They were celebrating a twenty-first birthday. Shortly after midnight on June 16, 2015, thirteen young people crowded onto a fifth-floor balcony at an apartment building on Kittredge Street in Berkeley, California. Most were Irish students on J-1 visas, spending their summer in the Bay Area the way tens of thousands of young Irish men and women have done for decades - working temporary jobs, exploring America, living together in shared apartments that feel like extensions of the craic back home. The balcony gave way beneath them. Six people died that night: Ashley Donohoe, age twenty-two, an Irish-American from Rohnert Park, California, and Olivia Burke, Eoghan Culligan, Niccolai Schuster, Lorcan Miller, and Eimear Walsh, all twenty-one, all from Dublin. Seven more were seriously injured. The building was eight years old. What investigators found inside the wooden joists that had supported them was not structural failure in any exotic sense. It was dry rot - the quiet, preventable consequence of improper construction.
The J-1 visa program has long been a rite of passage for Irish university students. Each summer, thousands travel to the United States for temporary work - lifeguarding at Cape Cod, waiting tables in San Francisco, interning in New York. The Berkeley group was part of this tradition, young people from Dublin who had crossed the Atlantic together. The birthday party on Kittredge Street was an ordinary gathering, the kind that happens in student apartments everywhere. The balcony that collapsed was a standard feature of the building, a concrete-and-wood platform extending from the fifth floor. Nothing about the evening suggested danger. The collapse, when it came, was sudden and total. The platform sheared away from the building face, dropping its occupants nearly fifty feet. Emergency responders arrived to a scene of catastrophic injuries. Six of the thirteen were killed. The seven survivors suffered injuries so severe that years later, the damage was still claiming lives.
Berkeley Mayor Tom Bates initiated an investigation immediately. What it revealed was grimly straightforward: the wooden joists supporting the balcony had rotted through.

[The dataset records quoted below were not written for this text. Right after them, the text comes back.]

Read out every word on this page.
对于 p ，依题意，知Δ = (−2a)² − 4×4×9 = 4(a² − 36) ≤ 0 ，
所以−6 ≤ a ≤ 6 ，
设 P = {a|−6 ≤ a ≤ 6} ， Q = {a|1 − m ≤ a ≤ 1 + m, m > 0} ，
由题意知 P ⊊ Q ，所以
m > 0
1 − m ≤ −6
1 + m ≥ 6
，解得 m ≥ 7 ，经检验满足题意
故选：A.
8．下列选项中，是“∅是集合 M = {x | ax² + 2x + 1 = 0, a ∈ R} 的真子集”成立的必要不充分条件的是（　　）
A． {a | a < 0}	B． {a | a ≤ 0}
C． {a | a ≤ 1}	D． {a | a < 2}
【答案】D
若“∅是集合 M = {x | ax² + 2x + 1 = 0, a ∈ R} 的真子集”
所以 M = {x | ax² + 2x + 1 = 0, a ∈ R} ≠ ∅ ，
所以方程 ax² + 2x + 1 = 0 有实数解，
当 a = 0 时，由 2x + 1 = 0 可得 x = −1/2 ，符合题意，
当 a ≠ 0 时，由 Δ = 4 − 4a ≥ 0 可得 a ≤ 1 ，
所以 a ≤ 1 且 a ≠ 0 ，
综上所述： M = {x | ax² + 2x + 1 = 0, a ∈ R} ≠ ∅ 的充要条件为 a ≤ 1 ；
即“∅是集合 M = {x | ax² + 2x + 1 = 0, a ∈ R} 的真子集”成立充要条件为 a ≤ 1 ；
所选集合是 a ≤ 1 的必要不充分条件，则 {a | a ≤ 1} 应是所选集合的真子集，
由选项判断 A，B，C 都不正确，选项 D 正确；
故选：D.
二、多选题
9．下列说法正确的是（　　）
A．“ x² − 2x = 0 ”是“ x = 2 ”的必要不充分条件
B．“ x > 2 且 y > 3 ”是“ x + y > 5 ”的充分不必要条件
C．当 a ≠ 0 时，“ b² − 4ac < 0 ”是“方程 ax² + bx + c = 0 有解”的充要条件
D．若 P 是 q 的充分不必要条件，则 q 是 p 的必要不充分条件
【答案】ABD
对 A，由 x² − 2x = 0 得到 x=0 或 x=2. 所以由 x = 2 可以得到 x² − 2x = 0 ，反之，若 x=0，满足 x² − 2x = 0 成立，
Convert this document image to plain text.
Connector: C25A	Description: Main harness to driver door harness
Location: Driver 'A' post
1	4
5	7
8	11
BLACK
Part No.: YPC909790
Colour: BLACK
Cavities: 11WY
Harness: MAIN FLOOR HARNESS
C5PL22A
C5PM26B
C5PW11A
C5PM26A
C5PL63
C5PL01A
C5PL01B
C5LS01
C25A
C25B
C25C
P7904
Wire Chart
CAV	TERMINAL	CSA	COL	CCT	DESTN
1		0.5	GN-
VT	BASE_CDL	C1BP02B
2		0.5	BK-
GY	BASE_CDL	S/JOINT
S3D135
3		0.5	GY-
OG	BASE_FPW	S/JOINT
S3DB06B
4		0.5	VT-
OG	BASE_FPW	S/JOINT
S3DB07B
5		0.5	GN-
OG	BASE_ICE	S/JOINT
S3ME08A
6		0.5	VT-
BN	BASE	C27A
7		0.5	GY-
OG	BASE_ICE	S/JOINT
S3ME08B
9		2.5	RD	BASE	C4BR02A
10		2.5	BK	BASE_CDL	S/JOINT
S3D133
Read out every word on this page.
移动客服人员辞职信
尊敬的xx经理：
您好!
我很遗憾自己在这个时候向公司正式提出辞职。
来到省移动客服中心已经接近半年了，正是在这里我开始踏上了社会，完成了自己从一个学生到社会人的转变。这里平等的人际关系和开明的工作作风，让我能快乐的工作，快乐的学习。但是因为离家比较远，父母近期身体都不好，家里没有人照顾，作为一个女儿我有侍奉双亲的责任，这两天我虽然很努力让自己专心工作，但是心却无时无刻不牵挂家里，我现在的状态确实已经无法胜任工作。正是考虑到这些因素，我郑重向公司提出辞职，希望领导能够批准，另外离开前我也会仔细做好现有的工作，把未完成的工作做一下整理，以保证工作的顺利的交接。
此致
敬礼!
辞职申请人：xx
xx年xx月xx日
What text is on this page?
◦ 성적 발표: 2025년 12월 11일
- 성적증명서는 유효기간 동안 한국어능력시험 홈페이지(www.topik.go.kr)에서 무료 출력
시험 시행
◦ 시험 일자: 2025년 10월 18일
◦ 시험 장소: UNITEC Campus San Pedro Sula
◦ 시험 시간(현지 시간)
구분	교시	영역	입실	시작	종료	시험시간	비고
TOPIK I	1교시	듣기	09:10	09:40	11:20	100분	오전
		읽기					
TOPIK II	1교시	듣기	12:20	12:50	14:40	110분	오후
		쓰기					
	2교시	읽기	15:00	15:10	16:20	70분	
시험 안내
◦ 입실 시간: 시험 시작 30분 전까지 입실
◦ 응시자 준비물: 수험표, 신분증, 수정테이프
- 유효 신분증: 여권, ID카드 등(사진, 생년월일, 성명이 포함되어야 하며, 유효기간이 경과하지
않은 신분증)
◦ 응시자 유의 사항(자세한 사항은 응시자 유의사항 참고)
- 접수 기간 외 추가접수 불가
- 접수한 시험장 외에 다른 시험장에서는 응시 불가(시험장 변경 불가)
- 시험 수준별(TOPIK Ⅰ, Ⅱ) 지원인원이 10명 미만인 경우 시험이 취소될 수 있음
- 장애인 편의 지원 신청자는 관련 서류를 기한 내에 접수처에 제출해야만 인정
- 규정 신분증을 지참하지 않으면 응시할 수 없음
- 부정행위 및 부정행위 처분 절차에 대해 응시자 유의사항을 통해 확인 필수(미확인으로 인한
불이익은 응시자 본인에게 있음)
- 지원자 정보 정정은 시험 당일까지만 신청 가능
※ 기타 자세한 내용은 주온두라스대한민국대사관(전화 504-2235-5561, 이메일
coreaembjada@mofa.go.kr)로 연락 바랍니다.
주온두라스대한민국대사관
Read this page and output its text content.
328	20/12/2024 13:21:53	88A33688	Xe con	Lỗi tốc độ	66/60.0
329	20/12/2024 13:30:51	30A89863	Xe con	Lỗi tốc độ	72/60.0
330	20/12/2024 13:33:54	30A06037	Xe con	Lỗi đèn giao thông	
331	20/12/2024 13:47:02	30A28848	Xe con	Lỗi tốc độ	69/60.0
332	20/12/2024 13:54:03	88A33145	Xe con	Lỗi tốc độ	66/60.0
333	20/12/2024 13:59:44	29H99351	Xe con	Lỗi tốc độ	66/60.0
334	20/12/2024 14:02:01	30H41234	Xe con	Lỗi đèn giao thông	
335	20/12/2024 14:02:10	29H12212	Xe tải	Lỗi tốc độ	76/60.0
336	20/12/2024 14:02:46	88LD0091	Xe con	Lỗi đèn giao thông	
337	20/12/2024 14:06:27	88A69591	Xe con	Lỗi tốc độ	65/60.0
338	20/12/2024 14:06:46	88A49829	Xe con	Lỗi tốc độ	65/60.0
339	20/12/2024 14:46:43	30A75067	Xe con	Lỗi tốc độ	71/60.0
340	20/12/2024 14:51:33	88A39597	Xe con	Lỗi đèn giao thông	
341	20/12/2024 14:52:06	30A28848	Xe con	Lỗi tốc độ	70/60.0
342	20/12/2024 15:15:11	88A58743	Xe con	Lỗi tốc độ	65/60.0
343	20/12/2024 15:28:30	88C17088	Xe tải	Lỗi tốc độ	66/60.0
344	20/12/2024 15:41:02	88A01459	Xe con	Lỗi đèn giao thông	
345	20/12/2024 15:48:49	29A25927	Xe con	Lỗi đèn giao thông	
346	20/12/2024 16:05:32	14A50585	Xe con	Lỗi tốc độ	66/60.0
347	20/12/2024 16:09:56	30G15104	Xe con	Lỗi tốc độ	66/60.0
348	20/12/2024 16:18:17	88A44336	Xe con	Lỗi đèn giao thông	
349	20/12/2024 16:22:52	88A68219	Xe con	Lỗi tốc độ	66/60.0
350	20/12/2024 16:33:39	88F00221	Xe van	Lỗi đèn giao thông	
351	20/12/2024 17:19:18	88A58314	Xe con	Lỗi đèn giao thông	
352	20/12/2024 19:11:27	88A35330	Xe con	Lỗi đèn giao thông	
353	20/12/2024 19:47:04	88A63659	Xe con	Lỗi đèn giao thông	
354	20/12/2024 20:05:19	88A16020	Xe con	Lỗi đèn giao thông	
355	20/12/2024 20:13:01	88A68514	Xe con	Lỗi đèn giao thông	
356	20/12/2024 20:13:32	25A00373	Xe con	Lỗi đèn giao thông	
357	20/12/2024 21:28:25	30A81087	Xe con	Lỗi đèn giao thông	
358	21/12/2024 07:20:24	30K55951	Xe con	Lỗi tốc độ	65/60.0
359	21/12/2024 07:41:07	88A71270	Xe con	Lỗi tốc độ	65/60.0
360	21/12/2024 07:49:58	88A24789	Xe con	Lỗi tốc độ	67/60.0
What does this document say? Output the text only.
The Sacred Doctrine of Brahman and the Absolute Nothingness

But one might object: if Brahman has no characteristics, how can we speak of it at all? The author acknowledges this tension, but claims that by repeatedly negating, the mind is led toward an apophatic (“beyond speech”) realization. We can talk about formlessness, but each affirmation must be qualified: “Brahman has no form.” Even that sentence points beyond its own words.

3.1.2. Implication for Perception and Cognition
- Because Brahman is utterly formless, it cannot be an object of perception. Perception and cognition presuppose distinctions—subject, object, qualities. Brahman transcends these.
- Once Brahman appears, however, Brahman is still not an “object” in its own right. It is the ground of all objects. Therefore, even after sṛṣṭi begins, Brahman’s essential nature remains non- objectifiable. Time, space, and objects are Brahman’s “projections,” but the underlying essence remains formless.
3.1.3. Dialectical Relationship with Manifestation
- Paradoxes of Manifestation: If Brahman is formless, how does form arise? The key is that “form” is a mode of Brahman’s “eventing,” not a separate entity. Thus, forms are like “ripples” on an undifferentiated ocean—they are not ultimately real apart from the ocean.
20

Improper construction had allowed moisture to penetrate the structure, and over eight years the wood had degraded to the point of collapse. In court proceedings that December, testimony established that contractors had cut corners to save costs. But the warning signs had been visible. Students renting the apartment had complained to the building's management company, Greystar Real Estate Partners, about mushrooms growing on the balcony - a clear indicator of moisture damage and decay. The complaint was ignored. A mushroom growing from a structural surface is not ambiguous. It means water has been present long enough and consistently enough for fungi to colonize the wood. It means the wood is rotting. That this signal was dismissed as unremarkable became a central fact of the litigation that followed.
The tragedy reverberated through Ireland with an intensity that reflected how deeply the J-1 tradition is woven into Irish life. Nearly every family in Dublin seemed to know someone connected to the victims. Olivia Burke and her cousin Ashley Donohoe were buried together at a joint funeral service in Cotati, California, four days after the collapse. Funeral services for the other four victims were held in Dublin, where thousands attended. District Attorney Nancy O'Malley launched a criminal probe into the collapse. When construction company Segue Builders sought a restraining order to block examination of the evidence, the Alameda County Superior Court rejected the bid on July 3, 2015. O'Malley argued that granting the order would have interfered with her duty to investigate the tragedy. The investigation continued. On January 2, 2022, nearly seven years after the collapse, survivor Aoife Beary died of a stroke. Her doctors attributed it to injuries sustained in the fall. She was the seventh person to die.
The lawsuits were extensive. Multiple legal actions were filed against the building's developers, contractors, and management company. By the end of 2017, most had been settled, the terms undisclosed. But the more lasting consequence came through legislation. On September 18, 2018, California Governor Jerry Brown signed a law requiring inspection of exterior load-bearing structures with wooden supports on apartment buildings - a fifteen percent sampling every six years. The law exists because of what happened on Kittredge Street. Before the Berkeley collapse, California had no systematic requirement for inspecting the structural integrity of balconies on residential buildings. A building could age for decades, its wood quietly deteriorating behind a painted facade, and no one was obligated to look. The law does not prevent all future failures. A fifteen percent sampling leaves gaps. But it establishes the principle that someone must check, that the integrity of the structures people stand on cannot be taken entirely on faith.
Located at 37.8682N, 122.2696W on Kittredge Street in downtown Berkeley, one block south of the UC Berkeley campus. The apartment building at 2020 Kittredge Street is a multi-story residential structure in a dense urban setting, not individually distinguishable from altitude. The UC Berkeley campus and downtown Berkeley street grid provide clear reference points. Best viewed at 2,000-4,000 feet AGL. Oakland International (KOAK) lies 9nm south. Buchanan Field (KCCR) is 12nm northeast.